The ICC Board ended the super-sub trial ODI playing condition, adopted a new pitch-monitoring process, endorsed an anti-doping policy and received a report from the chairman of the Interim Committee of Zimbabwe Cricket on day one of its meeting in Dubai.
It also confirmed the minimum number of matches required for a team to be ranked on the official LG ICC ODI Championship table and agreed to revert to full recognition of the administration of the United States of America Cricket Association (USACA) subject to certain conditions.
The ICC Board has decided to end the super-sub trial playing condition with immediate effect. It also confirmed that the ODI trial playing condition relating to fielding restrictions should be referred to the Cricket Committee for further consideration.
The Board has endorsed the adoption of an ICC Anti-Doping Policy for all major ICC events. The proposed policy complies with the World Anti-Doping Agency (WADA) Code and its adoption at this year's ICC Annual Conference will formalize the ICC's commitment to drugs-free sport.
ICC president Ehsan Mani said this was an important step for the sport.
"While there have been anti-doping programmes at all of the ICC's recent major events, these have been formulated on an event-by-event basis and have contained variations from the WADA Code," said Mr Mani.
"Once it has been approved by the Annual Conference in July, this new WADA-compliant policy will become mandatory for all major ICC events beginning with this year's ICC Champions Trophy in India."
The Board has also proposed the first formal pitch-monitoring process for international cricket.
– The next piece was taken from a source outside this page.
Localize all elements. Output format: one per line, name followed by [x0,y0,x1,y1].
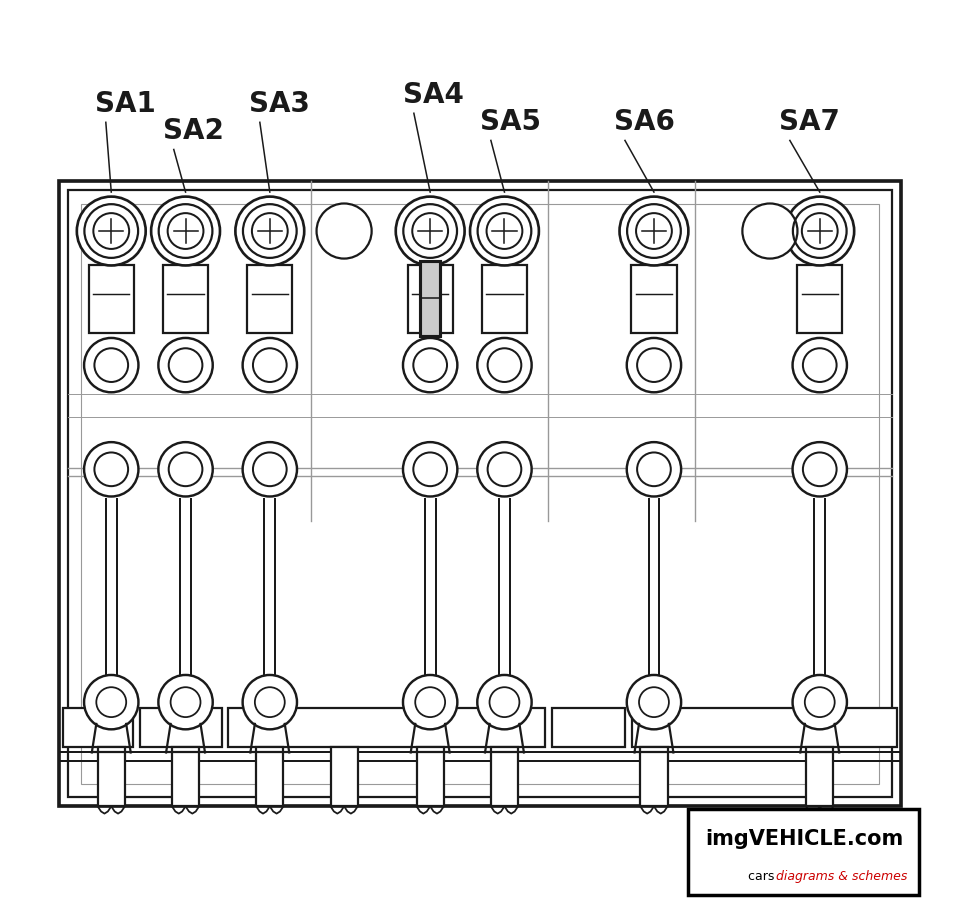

This process, which has been adopted with immediate effect, includes potential sanctions ranging from a formal warning to a Member board fine or even suspension of international status for venues that produce substandard pitches.
The process is be based on the initial report of the Emirates Elite Panel Referee at the ground followed by a review conducted by the ICC General Manager Cricket, David Richardson, and the Chief Match Referee, Ranjan Madugalle (or the Chairman of the Cricket Committee, Sunil Gavaskar, if the Chief Referee produced the initial report). An appeals process is available to the relevant Member board.
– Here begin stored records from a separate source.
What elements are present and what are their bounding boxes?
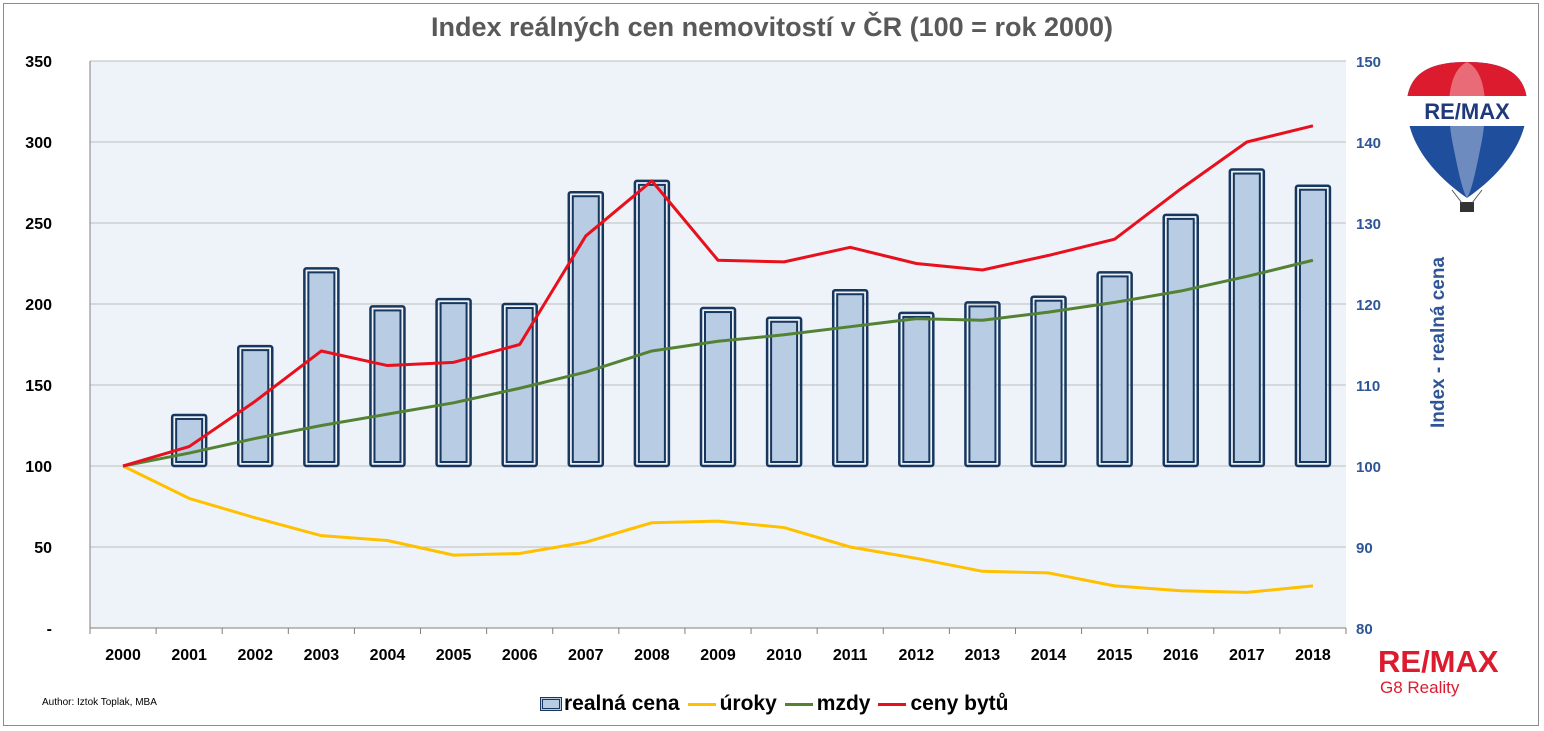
y-left-tick-label: - [47,621,52,638]
y-left-tick-label: 300 [25,135,52,152]
brand-sub: G8 Reality [1380,678,1460,697]
bar-outline [1228,168,1266,468]
bar-outline [170,413,208,468]
line-ceny-bytu [122,124,1314,468]
svg-text:RE/MAX: RE/MAX [1424,99,1510,124]
legend-item-ceny-bytu: ceny bytů [878,692,1008,716]
bar-outline [1294,184,1332,468]
legend-label: ceny bytů [910,692,1009,715]
bar [902,315,931,463]
bar [836,293,865,464]
x-tick-label: 2012 [899,647,935,664]
x-tick-label: 2004 [370,647,406,664]
bar [307,271,336,463]
x-tick-label: 2001 [171,647,207,664]
x-tick-label: 2013 [965,647,1001,664]
y-right-tick-label: 90 [1356,540,1373,557]
bar [1166,217,1195,463]
bar [1100,275,1129,463]
y-right-tick-label: 110 [1356,378,1380,395]
bar [1034,299,1063,463]
x-tick-label: 2007 [568,647,604,664]
bar [1298,188,1327,464]
y-right-axis-label: Index - realná cena [1428,257,1449,429]
bar-series-realna-cena [170,168,1332,468]
y-right-tick-label: 120 [1356,297,1381,314]
legend-swatch-line [687,702,716,706]
line-mzdy [122,258,1314,468]
bar-outline [1030,295,1067,468]
bar-outline [765,316,803,468]
bar-outline [1096,271,1133,468]
bar-outline [898,311,935,468]
bar [439,302,468,464]
line-series [122,124,1314,594]
x-tick-label: 2000 [105,647,141,664]
legend-label: úroky [719,692,777,715]
x-tick-label: 2002 [237,647,273,664]
bar-outline [369,305,406,468]
x-tick-label: 2003 [304,647,340,664]
author-credit: Author: Iztok Toplak, MBA [42,697,157,708]
bar-outline [831,288,869,468]
legend-swatch-line [784,702,813,706]
y-left-tick-label: 50 [34,540,52,557]
bar-outline [699,306,737,468]
x-tick-label: 2014 [1031,647,1067,664]
chart-title: Index reálných cen nemovitostí v ČR (100… [430,12,1114,42]
bar-outline [1162,213,1199,468]
x-tick-label: 2018 [1295,647,1331,664]
y-right-tick-label: 140 [1356,135,1381,152]
legend-label: realná cena [564,692,680,715]
legend-swatch-bar [540,697,562,711]
x-tick-label: 2008 [634,647,670,664]
bar [571,195,600,463]
bar [373,309,402,463]
x-tick-label: 2016 [1163,647,1199,664]
x-tick-label: 2006 [502,647,538,664]
y-left-tick-label: 350 [25,54,52,71]
x-tick-label: 2015 [1097,647,1133,664]
y-left-tick-label: 200 [25,297,52,314]
chart-legend: realná cena úroky mzdy ceny bytů [540,690,1016,718]
y-left-tick-label: 250 [25,216,52,233]
x-tick-label: 2009 [700,647,736,664]
legend-item-realna-cena: realná cena [540,692,680,716]
bar [704,311,732,463]
legend-label: mzdy [816,692,871,715]
bar-outline [435,297,472,468]
y-right-tick-label: 150 [1356,54,1381,71]
x-tick-label: 2005 [436,647,472,664]
y-right-tick-label: 80 [1356,621,1373,638]
bar-outline [567,190,605,468]
bar-outline [237,344,274,468]
legend-item-uroky: úroky [687,692,777,716]
x-tick-label: 2017 [1229,647,1265,664]
x-tick-label: 2010 [766,647,802,664]
y-right-tick-label: 130 [1356,216,1381,233]
bar [968,305,997,463]
line-uroky [122,464,1314,594]
y-left-tick-label: 150 [25,378,52,395]
axes: - 50 100 150 200 250 300 350 80 90 100 110 120 130 140… [25,54,1449,664]
remax-balloon-logo: RE/MAX [1406,62,1528,212]
brand-name: RE/MAX [1378,644,1499,679]
bar-outline [964,301,1001,468]
legend-item-mzdy: mzdy [784,692,871,716]
bar-outline [303,267,340,468]
y-right-tick-label: 100 [1356,459,1381,476]
legend-swatch-line [878,702,907,706]
bar [770,320,799,463]
x-tick-label: 2011 [833,647,868,664]
bar [637,183,666,463]
y-left-tick-label: 100 [25,459,52,476]
bar [1232,172,1261,463]
brand-logo: RE/MAX G8 Reality [1378,646,1499,698]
The Board received a progress report from Peter Chingoka, the chairman of the Interim Committee of Zimbabwe Cricket in which Mr Chingoka advised that:
- independent auditors had been appointed to conduct a forensic audit of Zimbabwe Cricket's finances in response to allegations made against it
- progress has been made towards developing a new constitution for Zimbabwe Cricket by the middle of this year
- continued negotiations were taking place regarding player issues
Zimbabwe Cricket will also be required to provide a report to the ICC Board at its October 2006 and March 2007 meetings reviewing the on-field performances of its teams ahead of any decision regarding its resumption of Test cricket.
LG ICC ODI Championship
The Board approved a recommendation that the minimum number of matches needed to be played by a side to qualify for a ranking on the LG ICC ODI Championship table should be eight matches.
This means that Kenya has now played sufficient matches in the qualifying period. The two matches it played in the ICC Champions Trophy 2004 have a 50 per cent weighting while its recent four matches against Zimbabwe and the opening two matches of its series against Bangladesh take it to the eight-match threshold.
Kenya is ranked 11th on the table with a rating of 18 points. It needs to win both remaining matches of its four match series against Bangladesh to climb to tenth spot and claim the last qualifying spot for the ICC Champions Trophy 2006.
United States of America Cricket Association (USACA)
The ICC Board agreed to revert to full recognition of the administration of the United States of America Cricket Association (USACA) subject to certain conditions. These conditions include the conducting of independently-monitored elections before 30 November 2006.